The current gravity model we're looking at primarily involves computing the dynamics of the two directions which the D7 isn't extended in. If there's some dynamic which makes the D7 vary in these directions you can stretch strings between it and the D3 and via usual interpretations etc you have a model of some kind of meson-like object in the field theory. The equations of motion can also be recast into a Schrodinger equation like thing, but analytically the potential isn't a nice one, but approximations by a square well or the \(\frac{1}{x^{2}} + \frac{1}{(x-x_{0})^{2}}\) potentials is accurate to within about 10%. Since its these potentials which ultimately dictate the dynamics and the Schrodinger equation is pretty much the best way of looking at things (rather than some horrific equation with various metric coefficients floating around) my supervisor wants to be able to change that potential by hand to something which is more QCD-like.
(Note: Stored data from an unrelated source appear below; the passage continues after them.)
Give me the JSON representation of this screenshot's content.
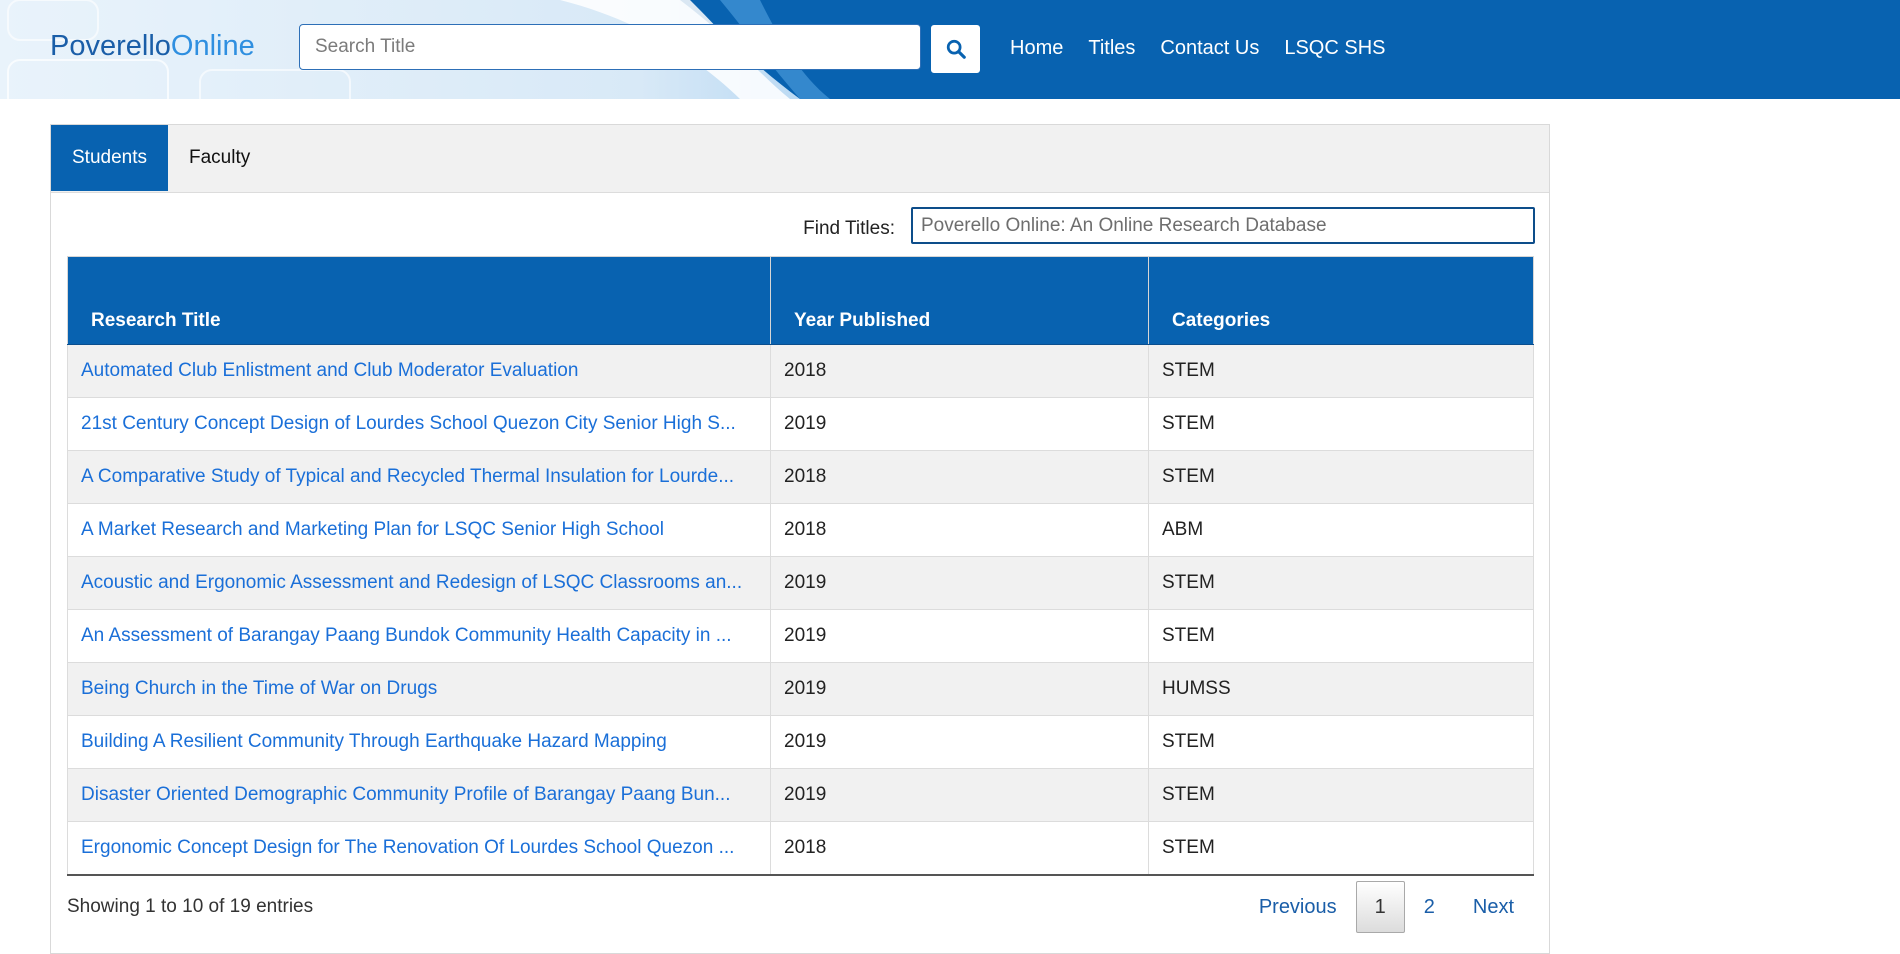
{
  "header": {
    "brand_prefix": "Poverello",
    "brand_suffix": "Online",
    "search_placeholder": "Search Title",
    "nav": [
      "Home",
      "Titles",
      "Contact Us",
      "LSQC SHS"
    ]
  },
  "tabs": [
    {
      "label": "Students",
      "active": true
    },
    {
      "label": "Faculty",
      "active": false
    }
  ],
  "filter": {
    "label": "Find Titles:",
    "placeholder": "Poverello Online: An Online Research Database"
  },
  "table": {
    "columns": [
      "Research Title",
      "Year Published",
      "Categories"
    ],
    "rows": [
      {
        "title": "Automated Club Enlistment and Club Moderator Evaluation",
        "year": "2018",
        "category": "STEM"
      },
      {
        "title": "21st Century Concept Design of Lourdes School Quezon City Senior High S...",
        "year": "2019",
        "category": "STEM"
      },
      {
        "title": "A Comparative Study of Typical and Recycled Thermal Insulation for Lourde...",
        "year": "2018",
        "category": "STEM"
      },
      {
        "title": "A Market Research and Marketing Plan for LSQC Senior High School",
        "year": "2018",
        "category": "ABM"
      },
      {
        "title": "Acoustic and Ergonomic Assessment and Redesign of LSQC Classrooms an...",
        "year": "2019",
        "category": "STEM"
      },
      {
        "title": "An Assessment of Barangay Paang Bundok Community Health Capacity in ...",
        "year": "2019",
        "category": "STEM"
      },
      {
        "title": "Being Church in the Time of War on Drugs",
        "year": "2019",
        "category": "HUMSS"
      },
      {
        "title": "Building A Resilient Community Through Earthquake Hazard Mapping",
        "year": "2019",
        "category": "STEM"
      },
      {
        "title": "Disaster Oriented Demographic Community Profile of Barangay Paang Bun...",
        "year": "2019",
        "category": "STEM"
      },
      {
        "title": "Ergonomic Concept Design for The Renovation Of Lourdes School Quezon ...",
        "year": "2018",
        "category": "STEM"
      }
    ]
  },
  "footer": {
    "info": "Showing 1 to 10 of 19 entries",
    "pagination": {
      "previous": "Previous",
      "pages": [
        "1",
        "2"
      ],
      "current": "1",
      "next": "Next"
    }
  },
  "colors": {
    "primary": "#0862b0",
    "link": "#1a6fd8",
    "row_alt": "#f1f1f1"
  },
  "icons": {
    "search": "search-icon"
  }
}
I then get the job of unwinding that equation to turn it into the original metric which gives that equation of motion. But both of us agree its unlikely any and all potentials are constructable because you're restricted in your choice of metric entries by requiring the asymptotic properties as well as particular transformations used to make it Schrodinger-like also contribute. At the moment we've found that approximating the rather unpleasant numerically-solved potential by an infinite square well is accurate to about 8%, which when it comes to predicting QCD masses isn't actually that bad. /edit I should also point out that I'm aware some of these questions I'm asking would be stuff my supervisor will know but I'm sure you understand my apprehension in asking what might be an absolute clanger of a question to him, thus making myself look as clueless as Reiku.
I have felt your pain, especially when I asked a stupid question that I'd asked before and forgotten the answer to! Please Register or Log in to view the hidden image! To me it looks like what you're doing is finding an approximation to the N = 4 theory using gravity, rather than finding an exact gravity dual to some other theory. I didn't realise the correlation between AdS/CFT and experiment was so good, especially considering it's not a physical theory and there are infinite colours etc.
I think it's some kind of middle ground. I've not specifying my space-time metric exactly, just working out what conditions you'd have if you want a QCD-like theory which has some kind of fairly bland meson spectra but which is as close to QCD as possible. Andrew Tedder, a postgrad whose just finished here at Southampton, got a meson (well, those due to chiral symmetry breaking) spectrum which when you did a minimisation of statistical things like root mean squared quantities to within about 5~10% of QCD using 3 inputs and about 2 dozen outputs.